Comparing multiple wavelengths of Neptune and Uranus

"Our understanding of the interior structure of the interior structure of the planet is so poor that we really have very little idea what the ratio of those three things are to each other," said UC Santa Cruz Professor Jonathan Fortney, who wrote a study about the feasibility of exploring Neptune and Uranus, in a report from The Verge.

However, it's not the case that we know nothing about Uranus. A recent study in the Journal of Geophysical Research: Planets suggests that the concentrated haze on both ice giants is actually thicker on Uranus, causing it to "whiten" more than Neptune. If neither planet had this haze, then both ice giants would appear with the same melancholy blue.

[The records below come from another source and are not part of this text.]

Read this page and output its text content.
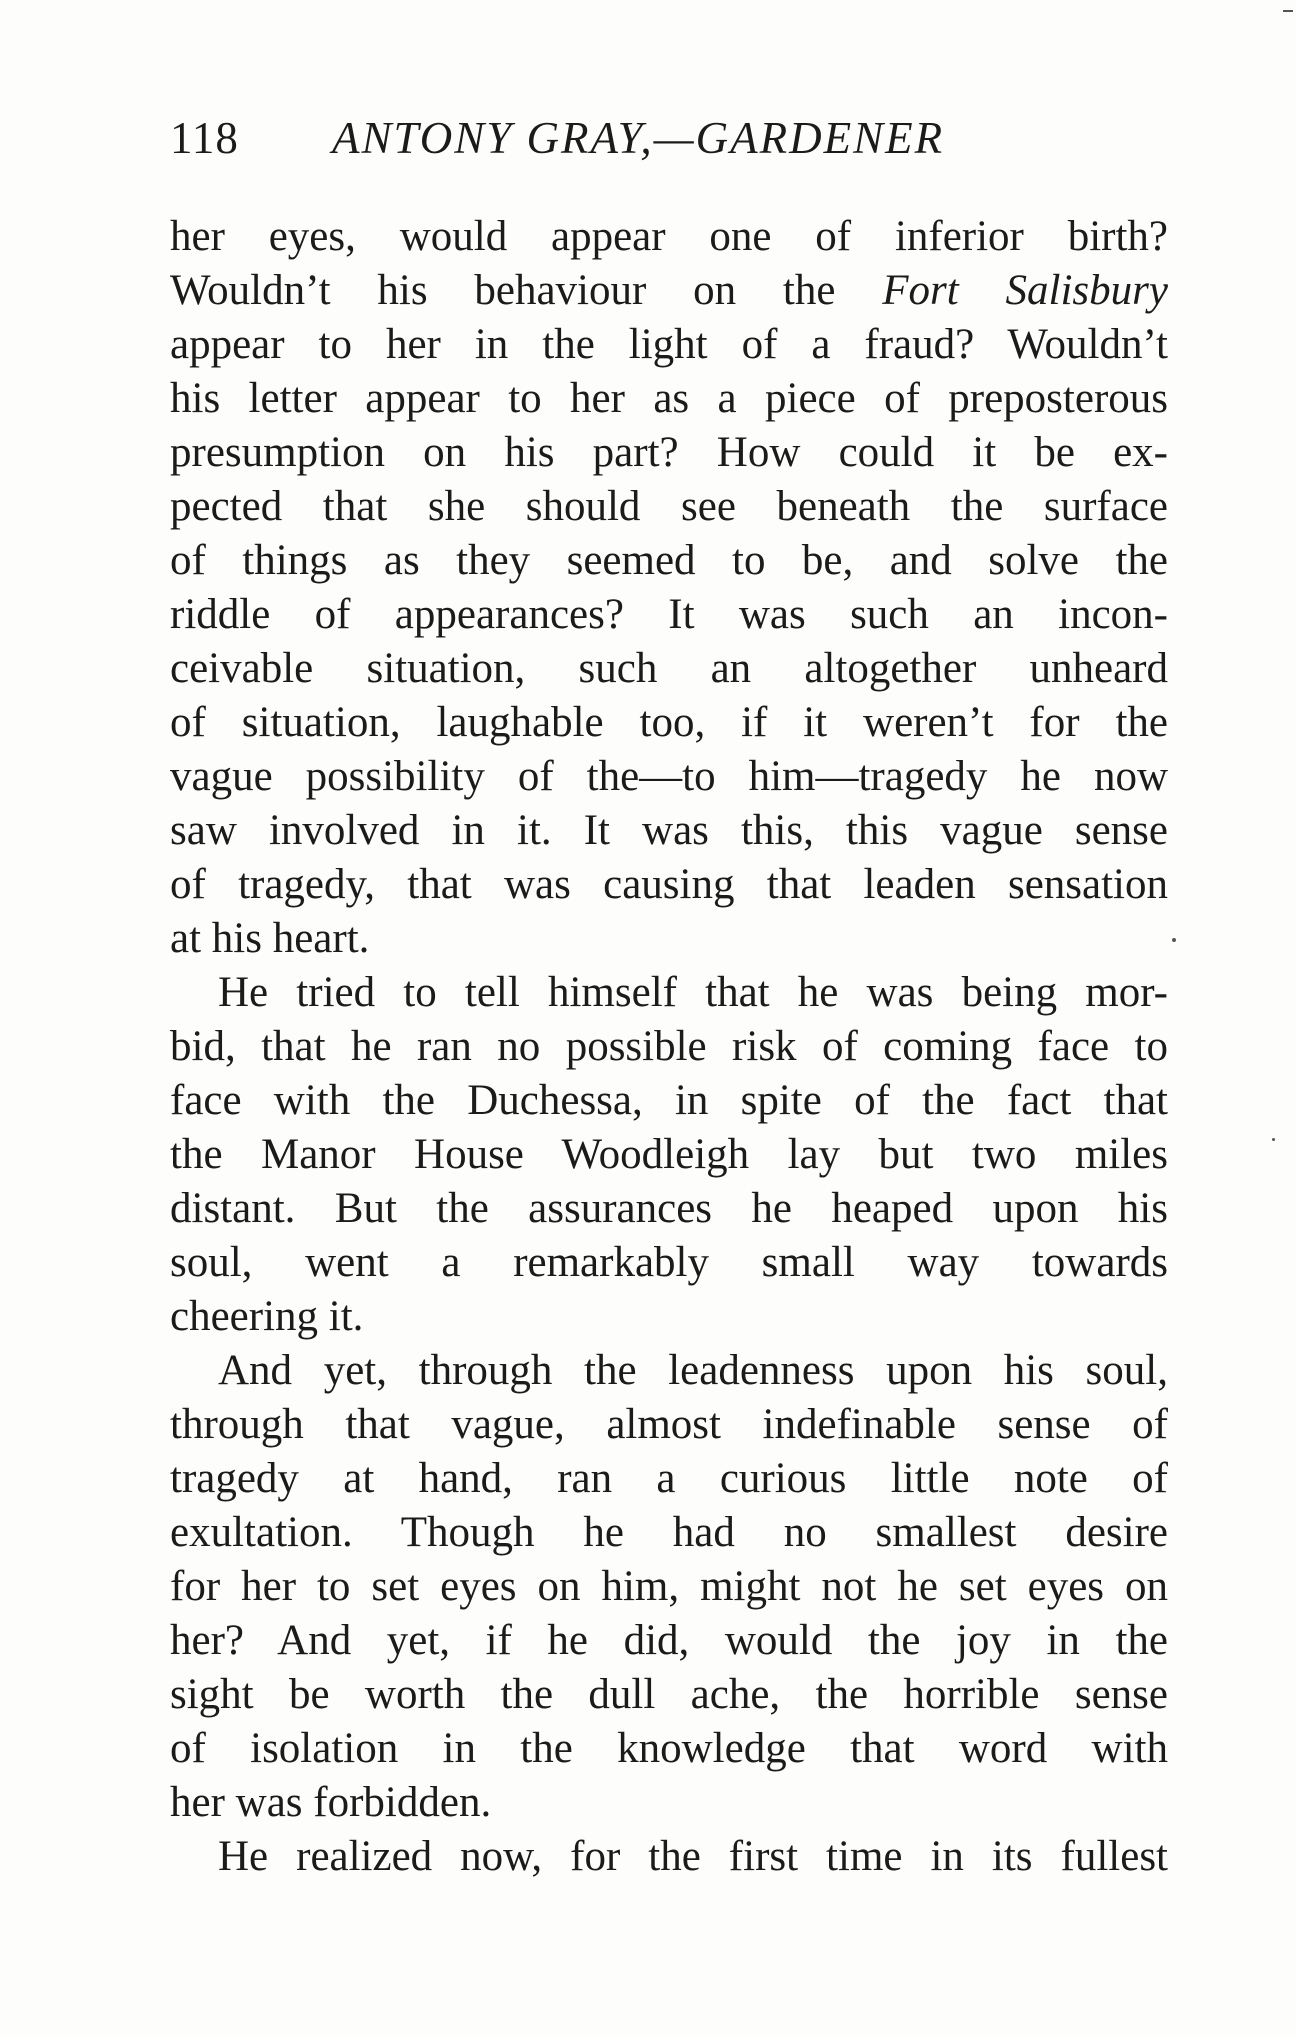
118 ANTONY GRAY,—GARDENER
her eyes, would appear one of inferior birth?
Wouldn’t his behaviour on the Fort Salisbury
appear to her in the light of a fraud? Wouldn’t
his letter appear to her as a piece of preposterous
presumption on his part? How could it be ex-
pected that she should see beneath the surface
of things as they seemed to be, and solve the
riddle of appearances? It was such an incon-
ceivable situation, such an altogether unheard
of situation, laughable too, if it weren’t for the
vague possibility of the—to him—tragedy he now
saw involved in it. It was this, this vague sense
of tragedy, that was causing that leaden sensation
at his heart.
He tried to tell himself that he was being mor-
bid, that he ran no possible risk of coming face to
face with the Duchessa, in spite of the fact that
the Manor House Woodleigh lay but two miles
distant. But the assurances he heaped upon his
soul, went a remarkably small way towards
cheering it.
And yet, through the leadenness upon his soul,
through that vague, almost indefinable sense of
tragedy at hand, ran a curious little note of
exultation. Though he had no smallest desire
for her to set eyes on him, might not he set eyes on
her? And yet, if he did, would the joy in the
sight be worth the dull ache, the horrible sense
of isolation in the knowledge that word with
her was forbidden.
He realized now, for the first time in its fullest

This discovery came from a model theorized by a global team to explain aerosol layers in the atmospheres of Uranus and Neptune. Unlike previous studies of the two planets, which looked at specific wavelengths of light, the new model examined several layers of their atmospheres. This is significant because it enabled scientists to see how observations of either planet matched and differed from one another across a wide spectrum of wavelengths.

Uranus could hold the secret to life-friendly solar systems

Crucially, the novel model also posits haze particles at far deeper layers than scientists initially thought — where previously only clouds of methane and hydrogen sulfide ices were presumed to be present. "This is the first model to simultaneously fit observations of reflected sunlight from ultraviolet to near-infrared wavelengths," said Professor Patrick Irwin, of Oxford University, who led the recent study, in a press release.

"It's also the first to explain the difference in visible color between Uranus and Neptune," added Irwin. This model even lends data to support theories on why the dark spots sometimes seen on Neptune seem to happen more often than they do on Uranus. According to the research, a darkening of the particles in the deep abyssal layers of the new model would yield dark spots resembling what we see from Earth orbit.

If we want to confirm the cause of these dark spots and gain a more complete picture of how habitable solar systems form, we need to explore all of the gas giants. Since the Voyager 2 spacecraft flew by Uranus and Neptune in 1986 and 1989, respectively, we've only returned to Jupiter and Saturn's planetary systems. We even have more missions to set to explore both gas giants' moons. Since Neptune and Uranus are similar (as ice giants), and Uranus is far closer — the only thing stopping us from the next step in planetary science is the decision to commit, and send a probe.